Now before you think I'm totally dissing OWS and everything they believe in, let me put in a defense of the 99%: It is important that we have a strong and vibrant 99%.  If you are a member of the 1%, you need to realize three things.  First, if you think you got to be a 1-percenter in a vacuum, you are delusional.  You did it in a society with good transportation infrastructure, rule of law, low corruption, security, and so forth - all of which are government functions.  Secondly, stability is critical to your success, and places with high concentrations of wealth tend to be less stable than places where there is broad economic participation.  And finally, having a healthy 99% is critical to your continued membership in the 1% club.  Steve Jobs would not have made very much money, after all, if nobody could afford to buy Apple products.

I do not advocate any solution that has a direct aim to reduce wealth concentration.  Robin Hood is decidedly not the answer.  But there are reasonable steps to help ensure that the broad middle has a fighting chance to be economically significant participants in the economy.

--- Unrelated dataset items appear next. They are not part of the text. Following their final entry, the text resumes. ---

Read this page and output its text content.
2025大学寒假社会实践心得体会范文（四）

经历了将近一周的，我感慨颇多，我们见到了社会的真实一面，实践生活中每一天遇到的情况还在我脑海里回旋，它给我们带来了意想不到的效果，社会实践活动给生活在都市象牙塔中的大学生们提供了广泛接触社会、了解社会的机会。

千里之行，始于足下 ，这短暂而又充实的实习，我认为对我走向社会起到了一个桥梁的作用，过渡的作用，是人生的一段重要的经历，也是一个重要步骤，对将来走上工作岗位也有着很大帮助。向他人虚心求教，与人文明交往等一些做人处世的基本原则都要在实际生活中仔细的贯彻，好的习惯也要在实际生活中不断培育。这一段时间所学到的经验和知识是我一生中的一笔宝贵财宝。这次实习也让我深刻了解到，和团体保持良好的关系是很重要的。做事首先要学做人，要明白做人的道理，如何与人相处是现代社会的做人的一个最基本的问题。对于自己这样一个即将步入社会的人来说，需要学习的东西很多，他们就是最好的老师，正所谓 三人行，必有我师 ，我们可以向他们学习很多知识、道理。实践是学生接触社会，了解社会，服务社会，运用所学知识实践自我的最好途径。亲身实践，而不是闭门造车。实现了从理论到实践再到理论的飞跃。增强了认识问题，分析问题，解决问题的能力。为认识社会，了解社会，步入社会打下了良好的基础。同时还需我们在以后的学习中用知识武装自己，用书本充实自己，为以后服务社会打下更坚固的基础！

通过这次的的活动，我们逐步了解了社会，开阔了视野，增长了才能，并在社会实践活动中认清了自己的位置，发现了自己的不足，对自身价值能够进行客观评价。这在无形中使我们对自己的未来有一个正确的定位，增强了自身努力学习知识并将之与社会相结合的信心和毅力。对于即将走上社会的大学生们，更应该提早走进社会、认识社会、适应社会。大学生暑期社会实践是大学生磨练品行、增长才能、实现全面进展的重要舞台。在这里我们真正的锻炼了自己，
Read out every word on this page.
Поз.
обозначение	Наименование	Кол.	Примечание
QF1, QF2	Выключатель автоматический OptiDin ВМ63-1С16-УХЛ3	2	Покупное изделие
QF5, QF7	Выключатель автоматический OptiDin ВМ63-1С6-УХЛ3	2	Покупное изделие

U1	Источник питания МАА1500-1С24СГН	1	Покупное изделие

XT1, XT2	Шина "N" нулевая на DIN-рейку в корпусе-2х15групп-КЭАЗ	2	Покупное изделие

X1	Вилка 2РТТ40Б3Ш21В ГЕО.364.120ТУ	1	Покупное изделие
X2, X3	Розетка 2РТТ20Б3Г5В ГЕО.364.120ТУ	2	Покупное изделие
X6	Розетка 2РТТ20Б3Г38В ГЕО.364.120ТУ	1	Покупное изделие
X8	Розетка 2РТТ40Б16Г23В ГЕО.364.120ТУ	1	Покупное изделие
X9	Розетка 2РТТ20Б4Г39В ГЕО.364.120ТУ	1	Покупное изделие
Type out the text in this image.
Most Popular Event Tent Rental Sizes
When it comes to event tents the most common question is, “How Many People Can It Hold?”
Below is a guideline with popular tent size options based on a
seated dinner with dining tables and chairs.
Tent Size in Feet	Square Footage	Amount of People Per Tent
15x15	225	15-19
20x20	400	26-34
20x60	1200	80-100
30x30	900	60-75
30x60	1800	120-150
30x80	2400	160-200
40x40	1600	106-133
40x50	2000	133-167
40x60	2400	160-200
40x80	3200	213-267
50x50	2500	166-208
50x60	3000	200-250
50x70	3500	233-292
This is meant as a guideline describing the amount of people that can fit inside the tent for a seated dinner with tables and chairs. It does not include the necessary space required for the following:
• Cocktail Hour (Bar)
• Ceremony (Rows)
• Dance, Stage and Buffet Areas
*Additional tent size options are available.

Fortunately, America has long done well with this.  For example, we already have a progressive tax system.  Indeed this is (by definition) a higher burden on the wealthy than on the poor, but as long as it isn't punitive, it is a very reasonable way to ensure that healthy 99%.  A 35% top marginal tax bracket simply is not punitive, but then neither was 39.6% (which we had throughout the boom of the 90s) or even a little higher.  (I think when you start hitting 45% or more things start to get punitive).  There are good arguments that the overall size of government needs to shrink - and if so, the rates obviously could come down.  But unless and until that shrinking happens, the tax rates need to reflect actual costs.  "Starving the beast" has yet to actually work to tame government spending.

Another place where America has long shined is in making the Steve Jobs scenario above an attainable dream for anybody willing to put in the sweat and innovation necessary to achieve success.  There's a reason that Apple, Microsoft, Facebook, etc. are American companies.

But the fact is that there remains much more to "solving" income inequality than having a progressive tax system and a good environment for startups, but I think they revolve around addressing the Scenario 3 issues.  Our housing crisis is exacerbating things.  Health costs are devastating for many people.  Our educational system is a mess, and a huge percentage of people studying STEM (Science Technology Engineering and Math subject) are foreigners who twenty years ago would have stayed here with their skills but who are now going back to their newly-stable and newly-prosperous home countries, while more and more American students are studying far less marketable subjects like journalism.

These are not easy problems to solve, and simply transferring wealth does nothing to address them.  If the OWS crowd is serious about addressing inequality, they would do well to focus their energies on real solutions to the big macro-economic challenges that we face, not just getting angry about some perceived "unfairness" that (gasp) some people have more wealth than others do.  That's simply not productive.